BA IT outage shows hacking not the only enterprise risk
31 May 2017 | 0
It was a busy holiday weekend, and the British flag carrier was forced to ground all flights out of London’s two main airports, Heathrow and Gatwick, which affected the airline’s operations around the world, with knock-on effects for call centres and online booking sites, making the situation even more frustrating for stranded passengers.
Most operations have now been restored, the airline says, but more than 1,000 flights were cancelled and 75,000 passengers stranded.
But the problems were not due to some evil cyberattack or ransomware assault.

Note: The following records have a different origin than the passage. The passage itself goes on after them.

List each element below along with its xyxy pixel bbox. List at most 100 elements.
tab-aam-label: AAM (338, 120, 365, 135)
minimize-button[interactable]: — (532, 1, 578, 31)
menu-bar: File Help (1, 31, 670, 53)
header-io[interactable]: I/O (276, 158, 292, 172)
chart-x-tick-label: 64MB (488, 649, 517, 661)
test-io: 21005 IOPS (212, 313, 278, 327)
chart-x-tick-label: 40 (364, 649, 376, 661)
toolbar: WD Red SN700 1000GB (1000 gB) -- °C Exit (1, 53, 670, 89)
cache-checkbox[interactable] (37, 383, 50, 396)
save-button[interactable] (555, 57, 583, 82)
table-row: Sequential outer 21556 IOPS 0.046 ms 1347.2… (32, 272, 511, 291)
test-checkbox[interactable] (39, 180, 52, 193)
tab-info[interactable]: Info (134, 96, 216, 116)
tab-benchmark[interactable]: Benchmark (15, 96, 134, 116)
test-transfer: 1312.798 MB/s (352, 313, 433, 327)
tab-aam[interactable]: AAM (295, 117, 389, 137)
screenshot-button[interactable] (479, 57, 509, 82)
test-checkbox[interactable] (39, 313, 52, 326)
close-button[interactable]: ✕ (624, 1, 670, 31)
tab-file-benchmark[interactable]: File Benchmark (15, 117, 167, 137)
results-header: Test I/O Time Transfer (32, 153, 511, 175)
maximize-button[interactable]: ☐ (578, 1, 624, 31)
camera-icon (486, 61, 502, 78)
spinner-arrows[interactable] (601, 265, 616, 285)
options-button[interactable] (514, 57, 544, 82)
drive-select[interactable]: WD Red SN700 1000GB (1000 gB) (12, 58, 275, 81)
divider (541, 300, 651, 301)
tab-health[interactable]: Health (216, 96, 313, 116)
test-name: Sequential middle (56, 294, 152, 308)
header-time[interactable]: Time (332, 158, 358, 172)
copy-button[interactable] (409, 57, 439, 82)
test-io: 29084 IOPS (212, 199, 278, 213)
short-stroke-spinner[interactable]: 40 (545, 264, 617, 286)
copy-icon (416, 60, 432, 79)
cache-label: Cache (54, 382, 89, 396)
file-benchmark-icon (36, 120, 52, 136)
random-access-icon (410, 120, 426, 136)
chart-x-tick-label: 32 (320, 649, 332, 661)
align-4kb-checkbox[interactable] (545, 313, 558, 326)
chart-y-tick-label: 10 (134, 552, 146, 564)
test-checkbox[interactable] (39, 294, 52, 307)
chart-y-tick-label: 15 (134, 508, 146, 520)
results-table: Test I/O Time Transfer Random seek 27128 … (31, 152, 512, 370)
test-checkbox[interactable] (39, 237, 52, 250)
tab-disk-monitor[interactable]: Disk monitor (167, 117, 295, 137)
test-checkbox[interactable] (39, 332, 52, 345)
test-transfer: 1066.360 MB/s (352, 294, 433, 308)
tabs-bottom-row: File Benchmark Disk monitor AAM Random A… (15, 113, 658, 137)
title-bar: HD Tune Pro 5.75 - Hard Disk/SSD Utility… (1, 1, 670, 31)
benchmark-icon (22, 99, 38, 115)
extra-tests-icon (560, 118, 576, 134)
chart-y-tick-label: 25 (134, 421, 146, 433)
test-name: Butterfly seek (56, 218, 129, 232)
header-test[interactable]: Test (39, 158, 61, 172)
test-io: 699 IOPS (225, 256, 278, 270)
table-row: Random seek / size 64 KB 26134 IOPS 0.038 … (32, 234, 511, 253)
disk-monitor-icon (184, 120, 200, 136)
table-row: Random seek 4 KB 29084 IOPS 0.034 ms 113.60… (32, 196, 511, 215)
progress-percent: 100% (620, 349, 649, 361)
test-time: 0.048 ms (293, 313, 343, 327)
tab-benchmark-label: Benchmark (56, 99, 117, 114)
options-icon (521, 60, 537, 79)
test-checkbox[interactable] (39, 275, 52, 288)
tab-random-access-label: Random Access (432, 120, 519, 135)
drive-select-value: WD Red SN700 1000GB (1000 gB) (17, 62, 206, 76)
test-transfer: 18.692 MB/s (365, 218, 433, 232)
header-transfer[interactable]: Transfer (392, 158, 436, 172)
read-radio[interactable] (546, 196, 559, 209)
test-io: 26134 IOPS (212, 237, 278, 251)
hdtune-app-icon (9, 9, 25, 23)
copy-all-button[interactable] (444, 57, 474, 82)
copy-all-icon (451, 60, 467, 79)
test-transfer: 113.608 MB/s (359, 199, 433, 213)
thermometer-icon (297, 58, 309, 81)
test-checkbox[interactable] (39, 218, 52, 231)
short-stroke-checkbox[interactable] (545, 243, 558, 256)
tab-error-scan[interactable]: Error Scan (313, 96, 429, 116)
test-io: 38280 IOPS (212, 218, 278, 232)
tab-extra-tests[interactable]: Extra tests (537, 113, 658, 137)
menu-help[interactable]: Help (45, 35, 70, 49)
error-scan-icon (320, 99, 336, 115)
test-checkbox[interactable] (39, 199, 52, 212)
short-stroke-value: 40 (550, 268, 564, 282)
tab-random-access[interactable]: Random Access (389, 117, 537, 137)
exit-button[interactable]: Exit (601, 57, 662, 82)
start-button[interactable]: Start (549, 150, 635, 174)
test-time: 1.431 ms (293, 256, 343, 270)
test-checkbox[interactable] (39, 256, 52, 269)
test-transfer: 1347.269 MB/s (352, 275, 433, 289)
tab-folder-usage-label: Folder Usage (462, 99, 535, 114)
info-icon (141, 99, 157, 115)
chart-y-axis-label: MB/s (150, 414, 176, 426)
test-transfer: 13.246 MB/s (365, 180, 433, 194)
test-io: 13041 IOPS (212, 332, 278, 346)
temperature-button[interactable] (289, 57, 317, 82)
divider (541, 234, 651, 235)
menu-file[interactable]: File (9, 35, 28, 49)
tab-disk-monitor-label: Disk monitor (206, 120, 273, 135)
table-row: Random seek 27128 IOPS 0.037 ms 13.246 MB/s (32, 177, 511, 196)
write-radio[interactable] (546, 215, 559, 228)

Instead, it was just another “global IT system failure,” reportedly British Airways’ sixth such incident in the last year alone.
Power issue blamed
As the chaos continued, British Airways CEO Alex Cruz laid the cause on a relatively short power surge that was so strong it affected the ability of a back-up system to start properly, for several hours, possibly affecting data sychronisation. Cruz declined to say where problem was located, and the BBC reported that Cruz is resisting calls to resign over the incident.
According to The Independent, the airline is still working to figure out the precise causes, but some are blaming a common combination of modern and legacy technologies. According to The Register, British Airways maintains two large data centres near its Heathrow headquarters.

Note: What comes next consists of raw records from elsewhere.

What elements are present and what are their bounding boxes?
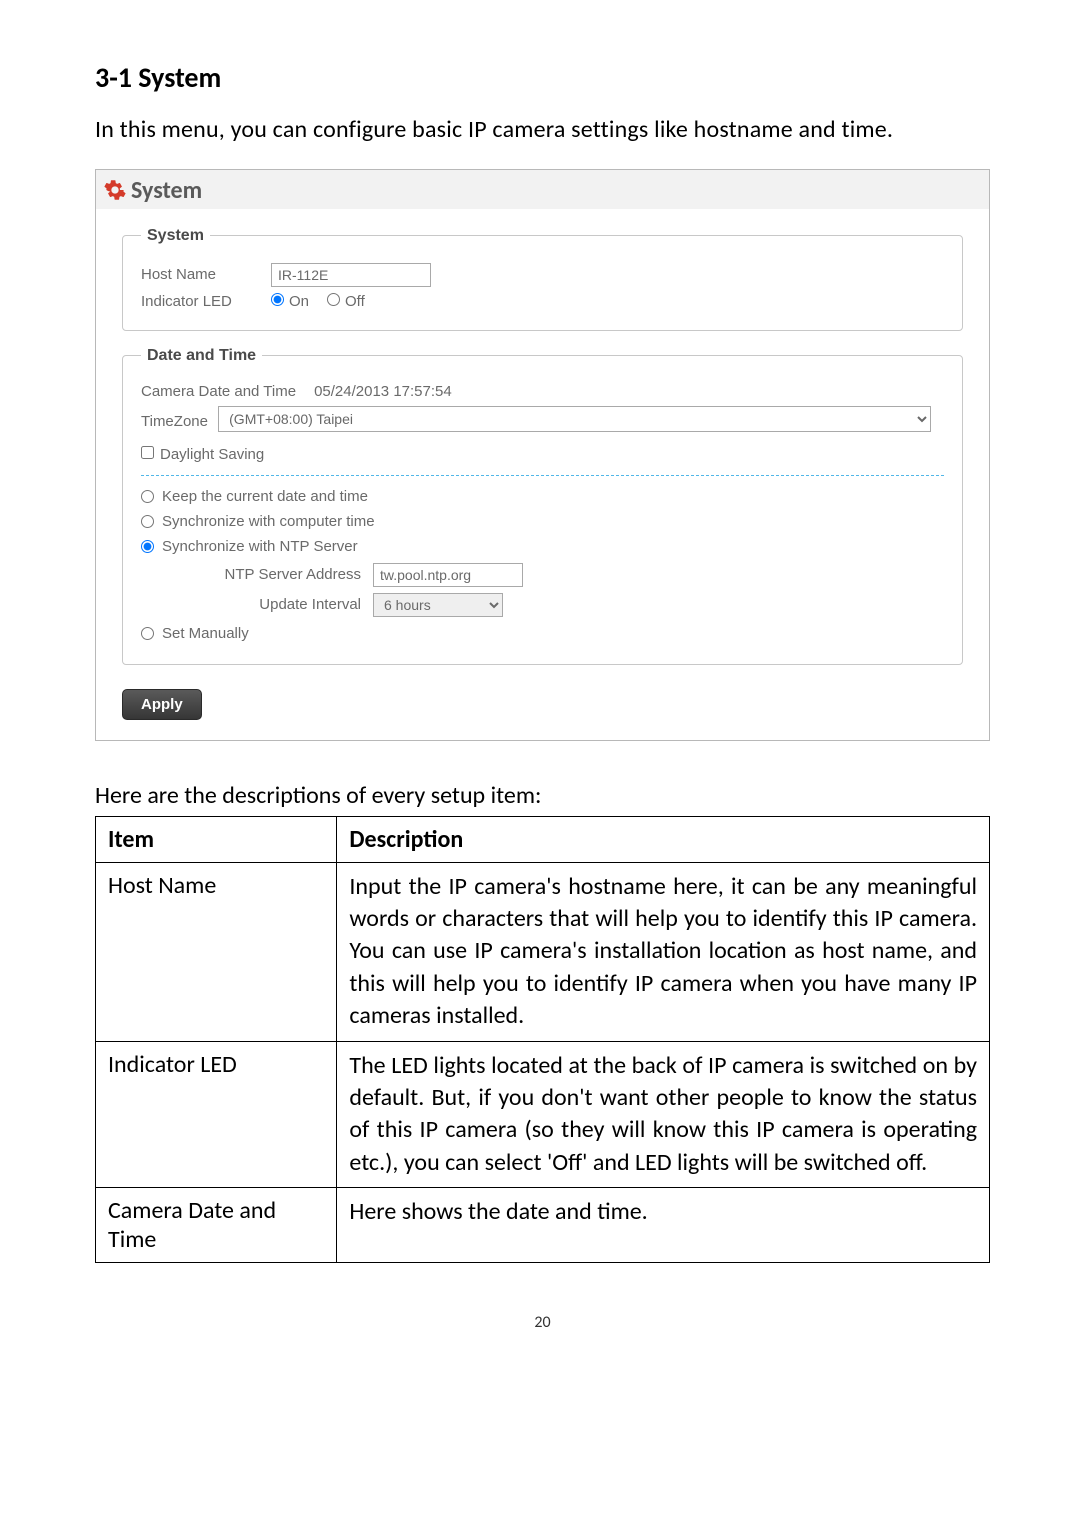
datetime-fieldset: Date and Time Camera Date and Time 05/24… bbox=[122, 347, 963, 665]
th-description: Description bbox=[337, 816, 990, 862]
system-legend: System bbox=[141, 227, 210, 245]
daylight-saving-checkbox[interactable]: Daylight Saving bbox=[141, 446, 264, 463]
sync-computer-label: Synchronize with computer time bbox=[162, 513, 375, 530]
cell-desc: Here shows the date and time. bbox=[337, 1188, 990, 1263]
datetime-legend: Date and Time bbox=[141, 347, 262, 365]
gear-icon bbox=[104, 179, 126, 201]
sync-ntp-radio[interactable]: Synchronize with NTP Server bbox=[141, 538, 944, 555]
set-manually-label: Set Manually bbox=[162, 625, 249, 642]
table-caption: Here are the descriptions of every setup… bbox=[95, 781, 990, 810]
indicator-on-label: On bbox=[289, 293, 309, 310]
cell-item: Camera Date and Time bbox=[96, 1188, 337, 1263]
cell-desc: The LED lights located at the back of IP… bbox=[337, 1041, 990, 1188]
camera-datetime-value: 05/24/2013 17:57:54 bbox=[314, 383, 452, 400]
section-heading: 3-1 System bbox=[95, 60, 990, 95]
system-panel-header: System bbox=[96, 170, 989, 209]
keep-current-radio[interactable]: Keep the current date and time bbox=[141, 488, 944, 505]
cell-desc: Input the IP camera's hostname here, it … bbox=[337, 862, 990, 1041]
sync-computer-radio[interactable]: Synchronize with computer time bbox=[141, 513, 944, 530]
cell-item: Host Name bbox=[96, 862, 337, 1041]
timezone-select[interactable]: (GMT+08:00) Taipei bbox=[218, 406, 931, 432]
system-settings-screenshot: System System Host Name Indicator LED On… bbox=[95, 169, 990, 741]
table-row: Indicator LED The LED lights located at … bbox=[96, 1041, 990, 1188]
host-name-input[interactable] bbox=[271, 263, 431, 287]
page-number: 20 bbox=[95, 1313, 990, 1332]
keep-current-label: Keep the current date and time bbox=[162, 488, 368, 505]
apply-button[interactable]: Apply bbox=[122, 689, 202, 720]
separator-line bbox=[141, 475, 944, 476]
intro-paragraph: In this menu, you can configure basic IP… bbox=[95, 113, 990, 147]
update-interval-select[interactable]: 6 hours bbox=[373, 593, 503, 617]
indicator-off-label: Off bbox=[345, 293, 365, 310]
daylight-saving-label: Daylight Saving bbox=[160, 446, 264, 463]
indicator-led-label: Indicator LED bbox=[141, 293, 271, 310]
table-row: Host Name Input the IP camera's hostname… bbox=[96, 862, 990, 1041]
system-fieldset: System Host Name Indicator LED On Off bbox=[122, 227, 963, 331]
table-row: Camera Date and Time Here shows the date… bbox=[96, 1188, 990, 1263]
system-panel-title: System bbox=[131, 176, 202, 205]
host-name-label: Host Name bbox=[141, 266, 271, 283]
set-manually-radio[interactable]: Set Manually bbox=[141, 625, 944, 642]
ntp-address-label: NTP Server Address bbox=[205, 566, 373, 583]
camera-datetime-label: Camera Date and Time bbox=[141, 383, 296, 400]
th-item: Item bbox=[96, 816, 337, 862]
cell-item: Indicator LED bbox=[96, 1041, 337, 1188]
indicator-on-radio[interactable]: On bbox=[271, 293, 309, 310]
description-table: Item Description Host Name Input the IP … bbox=[95, 816, 990, 1264]
ntp-address-input[interactable] bbox=[373, 563, 523, 587]
sync-ntp-label: Synchronize with NTP Server bbox=[162, 538, 358, 555]
timezone-label: TimeZone bbox=[141, 413, 208, 430]
indicator-off-radio[interactable]: Off bbox=[327, 293, 365, 310]
update-interval-label: Update Interval bbox=[205, 596, 373, 613]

Meanwhile, the GMB union, representing much of British Airways’ IT staff, blamed the problem on the company’s recent outsourcing of many IT functions to Tata Consultancy Services in India. According to The Sun, sources claim the airline’s back-up system “failed to take over when the primary [IT system] failed due to a power cut,” and the problem spiralled out of control because “inexperienced staff in India didn’t know how to kick-start the airline’s back-up system.”
The airline responded, saying, “We would never compromise the integrity and security of our IT systems.” That sounds great except that, one way or another, those systems’ integrity has obviously been compromised. And Cruz, meanwhile, claimed the incident had nothing to do with cost cutting: “They’ve all been local issues around a local data centre, which has been managed and fixed by local resources,” he told Sky News.

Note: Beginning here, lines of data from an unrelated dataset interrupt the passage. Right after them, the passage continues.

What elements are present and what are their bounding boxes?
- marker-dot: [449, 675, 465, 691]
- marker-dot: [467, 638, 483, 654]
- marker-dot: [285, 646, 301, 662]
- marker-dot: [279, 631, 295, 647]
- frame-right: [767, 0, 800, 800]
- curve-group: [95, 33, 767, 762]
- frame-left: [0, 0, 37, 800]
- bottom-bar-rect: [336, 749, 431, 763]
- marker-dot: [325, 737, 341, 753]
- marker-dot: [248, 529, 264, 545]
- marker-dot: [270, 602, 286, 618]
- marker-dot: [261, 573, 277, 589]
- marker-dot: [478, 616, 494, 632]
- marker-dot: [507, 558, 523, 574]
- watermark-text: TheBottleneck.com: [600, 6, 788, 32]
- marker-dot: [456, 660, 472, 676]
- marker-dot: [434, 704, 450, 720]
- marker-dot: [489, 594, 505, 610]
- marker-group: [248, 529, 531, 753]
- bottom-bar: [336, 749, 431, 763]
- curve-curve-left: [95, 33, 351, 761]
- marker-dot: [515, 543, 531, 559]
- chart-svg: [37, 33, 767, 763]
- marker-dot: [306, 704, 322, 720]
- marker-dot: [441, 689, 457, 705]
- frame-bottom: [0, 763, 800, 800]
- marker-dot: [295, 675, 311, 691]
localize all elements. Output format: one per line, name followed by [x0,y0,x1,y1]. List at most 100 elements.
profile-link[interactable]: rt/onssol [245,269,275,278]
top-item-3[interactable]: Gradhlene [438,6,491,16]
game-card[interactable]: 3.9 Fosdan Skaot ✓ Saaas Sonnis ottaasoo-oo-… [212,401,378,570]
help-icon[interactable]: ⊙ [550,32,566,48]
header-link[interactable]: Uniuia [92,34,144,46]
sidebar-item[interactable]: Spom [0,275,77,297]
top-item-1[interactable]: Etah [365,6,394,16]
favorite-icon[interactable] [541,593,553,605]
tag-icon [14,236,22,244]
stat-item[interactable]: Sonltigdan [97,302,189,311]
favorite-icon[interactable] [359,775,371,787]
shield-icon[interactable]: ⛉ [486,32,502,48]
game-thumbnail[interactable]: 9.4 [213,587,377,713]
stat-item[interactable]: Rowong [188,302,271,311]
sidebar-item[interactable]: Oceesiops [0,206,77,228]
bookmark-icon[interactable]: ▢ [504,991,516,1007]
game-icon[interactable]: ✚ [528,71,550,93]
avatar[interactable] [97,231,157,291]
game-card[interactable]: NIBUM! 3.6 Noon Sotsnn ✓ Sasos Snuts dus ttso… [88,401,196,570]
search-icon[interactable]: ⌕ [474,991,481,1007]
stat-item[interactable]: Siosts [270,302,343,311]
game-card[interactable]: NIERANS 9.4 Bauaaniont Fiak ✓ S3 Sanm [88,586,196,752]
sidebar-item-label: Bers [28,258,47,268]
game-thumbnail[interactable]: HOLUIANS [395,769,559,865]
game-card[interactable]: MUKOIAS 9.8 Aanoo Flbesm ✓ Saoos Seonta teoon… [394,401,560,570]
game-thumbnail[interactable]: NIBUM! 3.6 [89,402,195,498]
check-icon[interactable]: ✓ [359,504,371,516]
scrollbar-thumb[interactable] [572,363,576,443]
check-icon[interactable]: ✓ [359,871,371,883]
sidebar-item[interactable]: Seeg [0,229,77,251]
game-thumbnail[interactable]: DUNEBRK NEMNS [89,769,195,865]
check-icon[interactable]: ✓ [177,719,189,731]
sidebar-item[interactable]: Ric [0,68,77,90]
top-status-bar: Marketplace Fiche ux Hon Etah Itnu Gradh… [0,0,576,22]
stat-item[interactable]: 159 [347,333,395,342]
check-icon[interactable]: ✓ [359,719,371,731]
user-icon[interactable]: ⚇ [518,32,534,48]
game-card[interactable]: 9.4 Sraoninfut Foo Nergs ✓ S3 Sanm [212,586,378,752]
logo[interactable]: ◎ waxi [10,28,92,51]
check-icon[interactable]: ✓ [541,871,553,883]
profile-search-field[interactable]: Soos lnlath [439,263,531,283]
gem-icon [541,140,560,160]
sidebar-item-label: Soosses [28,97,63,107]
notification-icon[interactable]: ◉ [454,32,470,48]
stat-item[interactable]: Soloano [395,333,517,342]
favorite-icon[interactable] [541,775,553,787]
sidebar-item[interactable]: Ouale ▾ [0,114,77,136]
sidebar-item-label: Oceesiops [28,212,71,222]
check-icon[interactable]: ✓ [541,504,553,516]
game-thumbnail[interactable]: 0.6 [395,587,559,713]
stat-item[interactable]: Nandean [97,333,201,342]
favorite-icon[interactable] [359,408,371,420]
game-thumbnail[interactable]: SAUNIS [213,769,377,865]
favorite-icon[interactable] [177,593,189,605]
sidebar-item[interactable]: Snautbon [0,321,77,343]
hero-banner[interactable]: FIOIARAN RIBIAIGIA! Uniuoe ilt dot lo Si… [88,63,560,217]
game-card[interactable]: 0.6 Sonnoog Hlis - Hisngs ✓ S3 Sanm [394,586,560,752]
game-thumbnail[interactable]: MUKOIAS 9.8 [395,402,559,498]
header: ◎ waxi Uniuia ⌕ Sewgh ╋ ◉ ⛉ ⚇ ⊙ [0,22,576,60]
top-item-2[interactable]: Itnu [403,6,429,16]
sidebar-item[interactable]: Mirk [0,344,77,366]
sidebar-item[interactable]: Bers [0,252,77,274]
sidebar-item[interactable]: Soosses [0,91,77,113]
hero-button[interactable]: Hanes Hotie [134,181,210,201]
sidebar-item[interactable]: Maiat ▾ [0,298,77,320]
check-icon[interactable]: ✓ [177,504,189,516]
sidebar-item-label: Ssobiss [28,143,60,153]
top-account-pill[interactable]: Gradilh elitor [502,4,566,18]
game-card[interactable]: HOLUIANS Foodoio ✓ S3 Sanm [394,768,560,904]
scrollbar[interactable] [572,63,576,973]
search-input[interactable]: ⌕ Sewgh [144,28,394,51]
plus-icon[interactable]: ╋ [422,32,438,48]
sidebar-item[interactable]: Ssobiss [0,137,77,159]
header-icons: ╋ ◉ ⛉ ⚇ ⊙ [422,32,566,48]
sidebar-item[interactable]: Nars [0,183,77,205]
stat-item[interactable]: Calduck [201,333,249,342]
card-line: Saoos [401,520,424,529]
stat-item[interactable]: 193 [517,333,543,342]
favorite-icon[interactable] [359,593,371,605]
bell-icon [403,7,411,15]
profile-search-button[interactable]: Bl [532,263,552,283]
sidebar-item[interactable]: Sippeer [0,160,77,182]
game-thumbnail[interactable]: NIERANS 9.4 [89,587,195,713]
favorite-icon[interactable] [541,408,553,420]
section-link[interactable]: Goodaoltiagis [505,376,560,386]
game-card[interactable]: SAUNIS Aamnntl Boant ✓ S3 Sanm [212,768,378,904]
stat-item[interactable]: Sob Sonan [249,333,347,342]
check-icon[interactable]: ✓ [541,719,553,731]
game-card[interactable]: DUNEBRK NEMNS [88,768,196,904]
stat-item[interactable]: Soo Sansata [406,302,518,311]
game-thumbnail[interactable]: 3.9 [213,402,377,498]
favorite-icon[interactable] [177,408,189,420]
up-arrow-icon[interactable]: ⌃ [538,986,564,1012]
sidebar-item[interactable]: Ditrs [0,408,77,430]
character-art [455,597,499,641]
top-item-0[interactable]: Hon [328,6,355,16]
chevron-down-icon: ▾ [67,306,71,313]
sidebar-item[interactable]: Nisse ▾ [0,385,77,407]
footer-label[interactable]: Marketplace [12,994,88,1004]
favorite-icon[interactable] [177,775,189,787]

Perhaps not, but the incident points to the often-overlooked human factor in disaster recovery systems. It is not enough to the have the equipment in place to deal with outages and other incidents. It is not even enough to develop plans to deal with problems. It is critical to make sure key personnel are knowledgeable and practiced in actually implementing those plans.
That usually means regular failure and back-up testing, with game-day simulations of all the things that can possibly go wrong. To be fair, it is not clear to what degree British Airways has such measures in place, but it seems clear that whatever the airline was doing, it was not enough. And it is not hard to imagine that the complex international nature of the airline’s IT systems and staffing did not help.
Again, according to The Sun, sources close to British Airways are calling the situation “appalling.” With one saying, “No major company should be in a position where 300,000 of its customers were stranded, with little to no information. … It is a shambles. Heads should roll for this.”
Given the magnitude of the problems, and an estimated £100 million (€115 million) compensation bill, it is quite likely IT leaders could lose their jobs over the weekend’s events. And if that is not enough to spur an immediate and careful review of company disaster recovery plans and procedures around the world, it would be hard to know what is.